As for Jack spending almost a year away from home in Germany, his mother admits to being a little “freaked out” by the prospect of her young, teenage son traveling, by himself, across the Atlantic Ocean to Europe. “I was preparing for my oldest to go to college,” she explains. And now, this! Kornowske is one of eight students sponsored by the Rotary district to study abroad for the 2019-20 school year. Rotary International handles the logistics; each participating family is responsible for their child’s airfare and travel insurance. 

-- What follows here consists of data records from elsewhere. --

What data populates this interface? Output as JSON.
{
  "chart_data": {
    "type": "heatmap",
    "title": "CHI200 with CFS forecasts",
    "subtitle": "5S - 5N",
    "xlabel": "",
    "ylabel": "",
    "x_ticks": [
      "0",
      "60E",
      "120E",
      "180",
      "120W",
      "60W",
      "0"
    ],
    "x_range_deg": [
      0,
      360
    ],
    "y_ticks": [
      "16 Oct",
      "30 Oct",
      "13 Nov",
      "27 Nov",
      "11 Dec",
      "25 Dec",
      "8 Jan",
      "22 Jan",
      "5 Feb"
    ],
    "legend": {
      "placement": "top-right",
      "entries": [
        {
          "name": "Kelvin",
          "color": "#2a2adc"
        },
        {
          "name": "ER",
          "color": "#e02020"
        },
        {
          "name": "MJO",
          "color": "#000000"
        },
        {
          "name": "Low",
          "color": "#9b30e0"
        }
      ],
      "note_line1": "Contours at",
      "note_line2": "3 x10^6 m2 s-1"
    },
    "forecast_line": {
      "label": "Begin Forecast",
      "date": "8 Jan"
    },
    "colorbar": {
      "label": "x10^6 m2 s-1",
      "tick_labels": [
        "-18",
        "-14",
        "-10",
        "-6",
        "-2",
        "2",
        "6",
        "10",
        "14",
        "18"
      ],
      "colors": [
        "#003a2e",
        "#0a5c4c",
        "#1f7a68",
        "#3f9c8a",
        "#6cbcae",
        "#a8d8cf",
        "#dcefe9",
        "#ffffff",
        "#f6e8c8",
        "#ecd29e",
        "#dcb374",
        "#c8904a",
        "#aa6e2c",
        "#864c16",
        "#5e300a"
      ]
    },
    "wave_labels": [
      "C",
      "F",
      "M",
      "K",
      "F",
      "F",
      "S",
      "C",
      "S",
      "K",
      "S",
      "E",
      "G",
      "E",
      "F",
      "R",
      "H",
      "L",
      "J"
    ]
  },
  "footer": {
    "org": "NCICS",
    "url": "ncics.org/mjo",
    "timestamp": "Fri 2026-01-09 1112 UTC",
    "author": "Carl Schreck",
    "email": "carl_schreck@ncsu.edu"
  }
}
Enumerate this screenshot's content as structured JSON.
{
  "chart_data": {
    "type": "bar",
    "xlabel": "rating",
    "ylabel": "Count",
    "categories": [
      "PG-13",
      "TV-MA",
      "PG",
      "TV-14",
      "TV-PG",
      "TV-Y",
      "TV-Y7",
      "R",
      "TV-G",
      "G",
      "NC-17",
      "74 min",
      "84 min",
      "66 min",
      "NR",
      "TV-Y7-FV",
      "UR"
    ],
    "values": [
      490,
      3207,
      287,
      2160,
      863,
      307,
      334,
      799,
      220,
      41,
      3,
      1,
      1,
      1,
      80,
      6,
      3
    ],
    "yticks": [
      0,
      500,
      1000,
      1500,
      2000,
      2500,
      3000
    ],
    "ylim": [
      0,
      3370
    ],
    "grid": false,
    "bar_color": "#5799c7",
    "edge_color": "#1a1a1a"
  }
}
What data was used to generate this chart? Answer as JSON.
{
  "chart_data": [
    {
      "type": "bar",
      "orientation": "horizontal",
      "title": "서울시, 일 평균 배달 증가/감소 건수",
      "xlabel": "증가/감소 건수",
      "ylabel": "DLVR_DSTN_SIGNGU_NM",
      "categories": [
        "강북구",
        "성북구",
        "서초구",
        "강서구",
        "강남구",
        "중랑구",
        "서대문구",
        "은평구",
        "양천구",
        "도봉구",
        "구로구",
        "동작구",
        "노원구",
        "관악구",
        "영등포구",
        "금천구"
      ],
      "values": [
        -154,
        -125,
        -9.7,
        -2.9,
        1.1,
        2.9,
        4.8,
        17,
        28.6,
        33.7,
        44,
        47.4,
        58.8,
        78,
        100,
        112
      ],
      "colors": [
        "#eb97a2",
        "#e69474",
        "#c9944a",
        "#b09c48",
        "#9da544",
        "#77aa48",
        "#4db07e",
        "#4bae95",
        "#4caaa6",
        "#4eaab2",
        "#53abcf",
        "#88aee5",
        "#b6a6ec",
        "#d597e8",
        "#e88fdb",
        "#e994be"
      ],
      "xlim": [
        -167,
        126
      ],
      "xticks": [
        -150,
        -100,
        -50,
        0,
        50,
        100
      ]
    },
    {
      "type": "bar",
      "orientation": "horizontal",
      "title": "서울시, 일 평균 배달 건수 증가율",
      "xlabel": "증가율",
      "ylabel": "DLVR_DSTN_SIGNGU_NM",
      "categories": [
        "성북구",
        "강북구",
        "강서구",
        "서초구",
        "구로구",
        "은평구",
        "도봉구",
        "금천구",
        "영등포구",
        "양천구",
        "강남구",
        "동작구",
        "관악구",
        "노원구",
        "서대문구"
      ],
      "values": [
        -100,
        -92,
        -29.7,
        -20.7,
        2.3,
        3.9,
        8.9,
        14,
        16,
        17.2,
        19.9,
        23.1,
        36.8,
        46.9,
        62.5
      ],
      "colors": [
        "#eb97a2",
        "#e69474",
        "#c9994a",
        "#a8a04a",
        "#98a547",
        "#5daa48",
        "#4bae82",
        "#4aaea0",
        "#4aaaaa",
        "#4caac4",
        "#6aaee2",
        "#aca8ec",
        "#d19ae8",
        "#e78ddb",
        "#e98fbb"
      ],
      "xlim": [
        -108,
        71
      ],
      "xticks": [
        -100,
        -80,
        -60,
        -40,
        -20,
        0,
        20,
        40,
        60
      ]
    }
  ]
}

Visiting an English-speaking country is not an option for students participating the Rotary Youth Exchange Program, Jack notes. “I was asked to rank my top 12 countries,” he recalls. At first he thought he was heading to Lithuania, number 7 on his list. However, in May, Outbound Coordinator Sue DeBolt (Rotary District 6450) and Youth Exchange Officer Lesley Gottlinger notified the family that his destination had changed to Germany. Soon, passport in hand, he will be on his way to board an airplane at O’Hare’s International Terminal. 

Sprechen Sie Deutsche?

Young Kornowske does not speak fluent German, so to get ready for his 4,400-mile journey he has been working with a language tutor this summer. “Rotary helps with the language skills — they expect Jack to be fluent after three months,” his mom reports. He will attend a language camp his first week in Germany. And he won’t be allowed to text or FaceTime his family in Oak Park; at least not at first. As part of the Rotary program’s deeply immersive strategy, Jack cannot communicate with his parents or siblings at all for those first 90 days, which makes his mother even more anxious.